The more of those precious items I sniffed, the harder I cried. Nothing. Nothing but fabric. No lingering scents of Old Spice, Dove body wash, or Axe body spray.
The faint smell of his hair on the collars of his shirts, all but a memory now.
I rarely let myself drift into this space. The uncontrolled type of grief that is frightening and hard to pull myself out of.
It is almost always when I am alone, mornings, drives, and showers. Even my best friend, and the person I trust most with my feelings, my sweet husband, seldom sees these sacred moments.
I turned off the light, closed the door, and whispered, “Good night, Man, happy new year.” And I made my way upstairs.
I was feeling exhausted and emotionally spent when I stepped into the shower. As the hot water washed my tears away, it hit me. The variations of happy. I will never be that kind of happy ever again.
The kind of happy, where no one is missing. The kind of happy where you feel whole, complete. The kind of happy where there is no, “if only.”
I have been happy, joyous even since Marik left us. The day Shellbi graduated from Boot camp and A school. The day I hugged Tori tight when she arrived for the wedding weekend. The day I watched my beautiful daughter marry a boy I genuinely love.

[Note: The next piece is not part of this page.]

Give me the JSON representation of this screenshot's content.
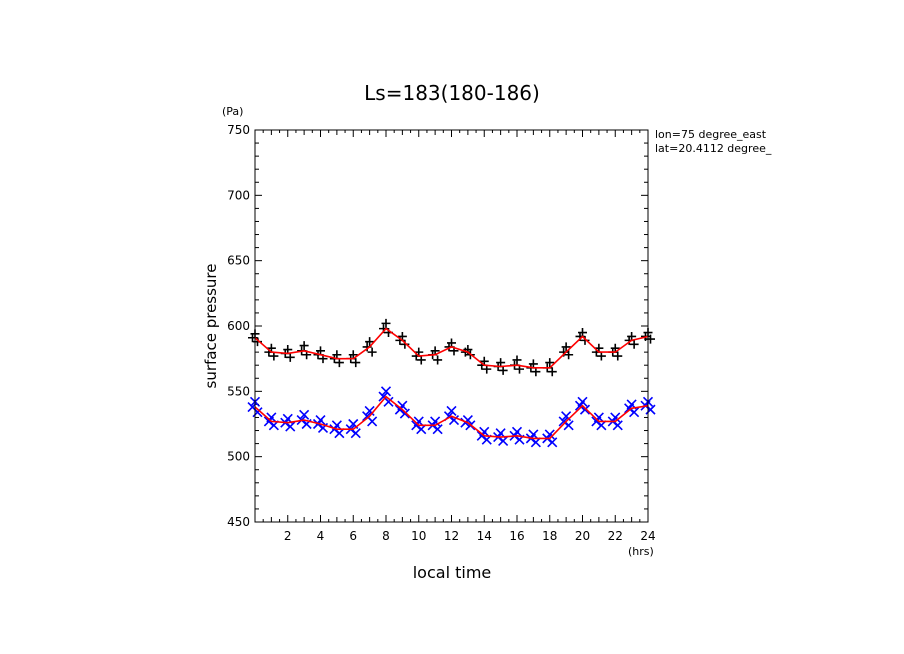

Ya’ll, I have been extremely happy. Giddy happy. But, I will never be that happy again.
I think that is hard to take. It is like a whole new kind of loss, and honestly, it’s exhausting.
It is exhausting learning how to parent a dead child.
As horrible and as blunt as that sounds, I am learning to be a parent all over again, and to a child I can no longer see. Even in the brightest, lightest moments of my life, my heart feels his absence, and there is no changing that fact.
It’s something I learn every single morning when I open my eyes.
Today I will do my best.
Today I will be happy.
But it will be a variation of a happy that I will never be again.